My organization, the Maryland ACLU, recently helped launch a new website, www.housingmobility.org. Who needs another housing website? In fact, yes, there is a need.
Until now, housing mobility has not had a home on the web and is covered sporadically, if at all, by other housing sites sponsored by foundations or the affordable housing or community development industries. When it exists, the coverage is sometimes sensationalized, often superficial, and frequently misinformed. Rarely do housing mobility practitioners get to shape the message about what they do, their successes, and their challenges.
It is rarer still to hear the voice of parents or kids participating in housing mobility programs. Logistically, it is difficult for voucher tenants to be heard in the policy arena or within their local housing authorities. That is even more true for families in mobility programs. There is a dominant narrative from organized public housing tenant activists in the policy arena, but the community of HUD-assisted residents is far from monolithic.
Housingmobility.org aims to address this gap. It includes housing mobility program profiles and video, audio and photos of families participating in regional housing mobility programs from across the country. The site also includes a comprehensive resource library with the latest social science research, legal advocacy, best practices, and policy analysis in this growing field.
Hear Taneeka Richardson, for example, describe the impact of the Baltimore Housing Mobility Program, operated by Metropolitan Baltimore Quadel, on her life and the opportunities for her children. She says, “my kids would not be able to have the opportunities they have now, for a fact, if we were still living in the city.” Ms. Richardson, who has gone from a GED, to community college, to the University of Maryland, College Park, to graduate school, during the nine years she has been living in Howard County, Maryland, describes herself as a “firm believer in living in areas of opportunity…it does inspire you.”
Listen carefully as Rhonda Curtis describes her journey from eviction, which she calls, “the worst experience,” to living in HUD subsidized housing in West Baltimore where she felt “almost like a prisoner in our own home” and then to a HOPE VI project in East Baltimore, where her daughter was almost caught in crossfire and she plotted to get out. Ms. Curtis talks about starting over in a new community in suburban Baltimore County: “I’m ready for a new beginning, this is a new chapter in my life, and I’m going to take it for all its got. I’m going to ride this train until the wheels fall off because I don’t plan on going back.”
Nicole Smith says that she found out about the Baltimore mobility program from an aunt, who did not want to move. But Ms. Smith says she took the information from her aunt and ran with it. A mobility move isn’t necessarily right for every family, but almost everyone wants to know they have a choice.
For decades, many of the families living in public housing and distressed neighborhoods have been telling us of their desire to escape the violence and despair gripping their neighborhoods. Invariably, the number one reason families apply to mobility programs is the desire for a safer neighborhood and better environment for raising children. What could be more basic or compelling?
Yet, the voices of these families have largely gone unheard, or perhaps just ignored. In their stories are “inconvenient truths” about our nation that few on the left or right want to hear.
It’s time to start listening. Converging evidence from the medical and social sciences is telling us the same inconvenient truths. Children growing up in poverty, in the midst of distressed neighborhoods and exposed to community violence, are at risk of real harms. This is what their parents have been trying to tell us all along.

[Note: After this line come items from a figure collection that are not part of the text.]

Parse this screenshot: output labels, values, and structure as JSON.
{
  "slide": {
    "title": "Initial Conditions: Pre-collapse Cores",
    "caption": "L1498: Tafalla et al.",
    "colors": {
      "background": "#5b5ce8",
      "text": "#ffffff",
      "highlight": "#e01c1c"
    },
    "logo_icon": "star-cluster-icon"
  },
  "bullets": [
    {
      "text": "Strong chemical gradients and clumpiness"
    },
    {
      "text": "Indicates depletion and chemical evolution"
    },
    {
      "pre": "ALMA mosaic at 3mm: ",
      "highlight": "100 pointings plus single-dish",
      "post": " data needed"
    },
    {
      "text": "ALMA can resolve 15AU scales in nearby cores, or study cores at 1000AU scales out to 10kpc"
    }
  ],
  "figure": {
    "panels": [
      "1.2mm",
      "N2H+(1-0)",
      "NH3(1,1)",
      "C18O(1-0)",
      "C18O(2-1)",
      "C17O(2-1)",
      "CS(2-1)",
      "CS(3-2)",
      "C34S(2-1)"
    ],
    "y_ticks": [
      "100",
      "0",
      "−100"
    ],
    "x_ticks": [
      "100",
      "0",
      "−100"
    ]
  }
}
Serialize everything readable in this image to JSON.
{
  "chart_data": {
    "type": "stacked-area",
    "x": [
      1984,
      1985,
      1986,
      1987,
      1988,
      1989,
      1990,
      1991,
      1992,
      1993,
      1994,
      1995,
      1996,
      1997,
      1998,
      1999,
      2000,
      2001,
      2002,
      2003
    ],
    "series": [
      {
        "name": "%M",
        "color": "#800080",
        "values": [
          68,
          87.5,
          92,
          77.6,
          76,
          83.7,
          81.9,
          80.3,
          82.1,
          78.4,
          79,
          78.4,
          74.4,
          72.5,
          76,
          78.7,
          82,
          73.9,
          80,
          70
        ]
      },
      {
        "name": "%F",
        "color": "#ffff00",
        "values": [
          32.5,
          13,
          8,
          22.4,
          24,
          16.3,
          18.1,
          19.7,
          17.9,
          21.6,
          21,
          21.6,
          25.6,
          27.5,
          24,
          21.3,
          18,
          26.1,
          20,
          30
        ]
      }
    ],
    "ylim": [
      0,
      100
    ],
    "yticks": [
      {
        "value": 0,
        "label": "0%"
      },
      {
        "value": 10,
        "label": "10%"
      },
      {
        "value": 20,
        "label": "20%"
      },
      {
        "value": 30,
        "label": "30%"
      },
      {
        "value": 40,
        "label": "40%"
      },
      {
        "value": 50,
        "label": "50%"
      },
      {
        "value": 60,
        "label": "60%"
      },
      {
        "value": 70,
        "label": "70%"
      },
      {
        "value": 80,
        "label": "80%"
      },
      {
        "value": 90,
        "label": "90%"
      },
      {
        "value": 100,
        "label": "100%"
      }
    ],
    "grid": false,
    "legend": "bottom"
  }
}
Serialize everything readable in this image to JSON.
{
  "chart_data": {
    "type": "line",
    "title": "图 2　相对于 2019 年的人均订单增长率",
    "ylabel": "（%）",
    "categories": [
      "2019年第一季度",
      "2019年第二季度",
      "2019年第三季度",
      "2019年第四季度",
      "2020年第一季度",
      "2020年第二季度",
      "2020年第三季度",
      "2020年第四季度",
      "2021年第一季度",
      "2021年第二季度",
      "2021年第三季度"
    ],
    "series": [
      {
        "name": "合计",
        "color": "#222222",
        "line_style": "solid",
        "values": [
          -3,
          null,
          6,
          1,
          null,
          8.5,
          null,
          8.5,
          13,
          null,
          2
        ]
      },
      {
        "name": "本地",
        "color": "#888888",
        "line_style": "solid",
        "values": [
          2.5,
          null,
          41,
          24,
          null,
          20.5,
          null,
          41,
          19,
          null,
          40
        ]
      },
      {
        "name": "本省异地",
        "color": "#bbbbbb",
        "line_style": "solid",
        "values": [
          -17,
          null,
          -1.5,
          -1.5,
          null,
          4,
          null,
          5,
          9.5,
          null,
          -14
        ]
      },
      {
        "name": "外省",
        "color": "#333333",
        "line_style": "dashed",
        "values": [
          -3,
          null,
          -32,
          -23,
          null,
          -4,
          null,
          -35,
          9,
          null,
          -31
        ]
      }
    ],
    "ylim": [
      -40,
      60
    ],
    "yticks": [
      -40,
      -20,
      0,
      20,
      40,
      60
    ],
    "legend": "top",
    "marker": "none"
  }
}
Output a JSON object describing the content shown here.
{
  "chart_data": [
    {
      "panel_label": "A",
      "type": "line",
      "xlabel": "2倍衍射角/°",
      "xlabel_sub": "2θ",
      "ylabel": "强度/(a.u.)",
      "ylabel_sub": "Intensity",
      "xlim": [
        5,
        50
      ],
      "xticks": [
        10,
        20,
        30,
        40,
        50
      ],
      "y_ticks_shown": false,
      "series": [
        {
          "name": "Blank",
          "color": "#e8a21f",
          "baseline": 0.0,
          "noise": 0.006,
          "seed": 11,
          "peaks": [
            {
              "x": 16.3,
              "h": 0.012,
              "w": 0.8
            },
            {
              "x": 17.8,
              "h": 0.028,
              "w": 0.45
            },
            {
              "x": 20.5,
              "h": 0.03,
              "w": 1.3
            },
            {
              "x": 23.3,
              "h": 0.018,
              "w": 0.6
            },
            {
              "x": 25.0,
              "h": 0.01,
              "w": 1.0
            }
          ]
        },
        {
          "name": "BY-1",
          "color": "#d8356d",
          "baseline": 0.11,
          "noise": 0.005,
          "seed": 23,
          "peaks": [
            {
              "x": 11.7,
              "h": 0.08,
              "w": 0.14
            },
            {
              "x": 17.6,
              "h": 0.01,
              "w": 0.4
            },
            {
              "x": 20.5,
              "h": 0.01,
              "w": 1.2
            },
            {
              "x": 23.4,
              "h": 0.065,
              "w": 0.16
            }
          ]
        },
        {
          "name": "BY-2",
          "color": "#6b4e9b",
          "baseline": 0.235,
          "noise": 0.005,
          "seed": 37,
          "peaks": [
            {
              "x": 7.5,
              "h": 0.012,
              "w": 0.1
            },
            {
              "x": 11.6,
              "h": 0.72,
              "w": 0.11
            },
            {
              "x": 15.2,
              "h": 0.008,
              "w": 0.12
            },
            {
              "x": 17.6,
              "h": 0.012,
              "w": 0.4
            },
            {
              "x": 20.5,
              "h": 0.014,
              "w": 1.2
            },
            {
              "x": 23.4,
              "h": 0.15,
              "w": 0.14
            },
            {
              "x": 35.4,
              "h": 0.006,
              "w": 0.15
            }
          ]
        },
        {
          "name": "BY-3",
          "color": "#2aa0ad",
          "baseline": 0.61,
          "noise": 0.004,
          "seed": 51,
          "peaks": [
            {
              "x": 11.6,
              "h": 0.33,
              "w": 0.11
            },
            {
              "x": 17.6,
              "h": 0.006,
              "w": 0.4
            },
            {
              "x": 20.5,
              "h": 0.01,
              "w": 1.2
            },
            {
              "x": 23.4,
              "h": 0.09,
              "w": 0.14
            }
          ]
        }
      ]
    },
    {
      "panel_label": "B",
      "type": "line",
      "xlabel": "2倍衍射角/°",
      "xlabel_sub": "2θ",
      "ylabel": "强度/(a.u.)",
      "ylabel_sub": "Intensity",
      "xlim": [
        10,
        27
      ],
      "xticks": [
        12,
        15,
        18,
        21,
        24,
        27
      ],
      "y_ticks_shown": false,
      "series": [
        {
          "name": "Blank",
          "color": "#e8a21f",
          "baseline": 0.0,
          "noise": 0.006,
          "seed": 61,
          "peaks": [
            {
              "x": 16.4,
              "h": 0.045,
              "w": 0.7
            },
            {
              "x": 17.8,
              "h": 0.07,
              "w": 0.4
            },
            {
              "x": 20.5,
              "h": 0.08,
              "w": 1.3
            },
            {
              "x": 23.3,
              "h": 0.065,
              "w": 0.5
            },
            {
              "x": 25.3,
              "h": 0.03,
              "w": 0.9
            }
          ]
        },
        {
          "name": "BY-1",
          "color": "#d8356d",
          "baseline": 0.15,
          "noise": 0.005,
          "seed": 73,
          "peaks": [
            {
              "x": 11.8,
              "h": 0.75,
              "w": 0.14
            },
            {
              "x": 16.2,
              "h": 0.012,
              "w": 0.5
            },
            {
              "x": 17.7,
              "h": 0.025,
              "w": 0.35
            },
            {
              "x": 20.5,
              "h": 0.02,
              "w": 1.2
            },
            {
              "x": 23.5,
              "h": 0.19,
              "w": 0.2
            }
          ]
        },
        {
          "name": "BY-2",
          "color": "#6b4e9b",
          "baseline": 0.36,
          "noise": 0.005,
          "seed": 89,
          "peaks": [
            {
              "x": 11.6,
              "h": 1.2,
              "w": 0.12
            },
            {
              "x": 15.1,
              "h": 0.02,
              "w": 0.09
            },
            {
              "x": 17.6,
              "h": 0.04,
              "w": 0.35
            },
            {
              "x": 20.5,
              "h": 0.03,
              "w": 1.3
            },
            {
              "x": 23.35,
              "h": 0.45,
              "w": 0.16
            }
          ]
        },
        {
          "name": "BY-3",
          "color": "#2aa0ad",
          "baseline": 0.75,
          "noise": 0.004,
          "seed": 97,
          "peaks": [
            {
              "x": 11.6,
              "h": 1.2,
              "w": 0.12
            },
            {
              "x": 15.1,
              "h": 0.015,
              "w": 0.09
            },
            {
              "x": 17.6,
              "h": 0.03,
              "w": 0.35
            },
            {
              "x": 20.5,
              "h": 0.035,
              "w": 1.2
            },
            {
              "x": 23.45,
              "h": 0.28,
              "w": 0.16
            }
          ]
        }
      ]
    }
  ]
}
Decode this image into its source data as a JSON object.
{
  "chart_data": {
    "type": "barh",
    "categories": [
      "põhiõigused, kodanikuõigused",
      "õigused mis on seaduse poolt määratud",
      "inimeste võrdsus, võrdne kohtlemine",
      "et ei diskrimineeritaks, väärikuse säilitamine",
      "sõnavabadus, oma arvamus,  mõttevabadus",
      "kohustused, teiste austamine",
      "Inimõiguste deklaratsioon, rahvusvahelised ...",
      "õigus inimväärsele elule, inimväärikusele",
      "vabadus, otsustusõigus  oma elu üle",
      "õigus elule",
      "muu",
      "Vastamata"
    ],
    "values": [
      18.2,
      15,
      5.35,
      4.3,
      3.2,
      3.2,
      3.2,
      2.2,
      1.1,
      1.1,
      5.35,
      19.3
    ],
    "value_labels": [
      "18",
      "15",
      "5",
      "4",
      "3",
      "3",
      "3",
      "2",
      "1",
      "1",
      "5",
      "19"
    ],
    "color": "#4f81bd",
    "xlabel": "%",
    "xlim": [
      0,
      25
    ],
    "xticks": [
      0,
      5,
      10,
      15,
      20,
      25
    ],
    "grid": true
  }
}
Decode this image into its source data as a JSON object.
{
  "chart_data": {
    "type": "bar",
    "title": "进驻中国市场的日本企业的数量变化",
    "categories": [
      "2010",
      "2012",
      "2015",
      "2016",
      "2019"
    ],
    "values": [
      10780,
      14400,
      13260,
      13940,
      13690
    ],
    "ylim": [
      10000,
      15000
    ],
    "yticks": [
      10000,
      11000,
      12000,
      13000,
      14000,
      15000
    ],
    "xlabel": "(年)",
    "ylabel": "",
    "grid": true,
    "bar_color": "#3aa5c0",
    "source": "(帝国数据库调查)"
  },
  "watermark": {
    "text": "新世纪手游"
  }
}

It is crucial that we all work to improve these communities. But in the meantime parents should have the chance to move to a safer environment that offers real opportunities for their children.
“Yet, the voices of these families have largely gone unheard, or perhaps just ignored. In their stories are “inconvenient truths” about our nation that few on the left or right want to hear.”
I am sorry to read this statement from Ms. Samuels because my experience over the past 30 years is very different. Yes, the tension of place-base and mobility exist. I would argue that our advocacy and work can be place-based and people-centered that recognizes the mobility is as much our fight for fair housing as the right to remain in place-based struggles.
I was on the Making Connections-Providence Family Economic Success team ( funded by the Annie E. Casey Foundation) where this struggle was felt in our work to improve and stabilze five neighborhoods with a place-based approach. Yet, the reality of the financial crisis of starting in 2007 in our neighborhoods uprooted many families as foreclosures rose. We recognized that the work still required a place-based focus while supporting families that moved outside the five neighborhoods. Housing mobility is a tool and a resource for our families. Just as the battle around place-based ( see the Leaning In post on equitable development this week too). I fully embrace a place-based, people-centered approach to CED work. Housing mobility is part of that approach. Not better, not worse in our struggle to improve the places and lives of our families and communities.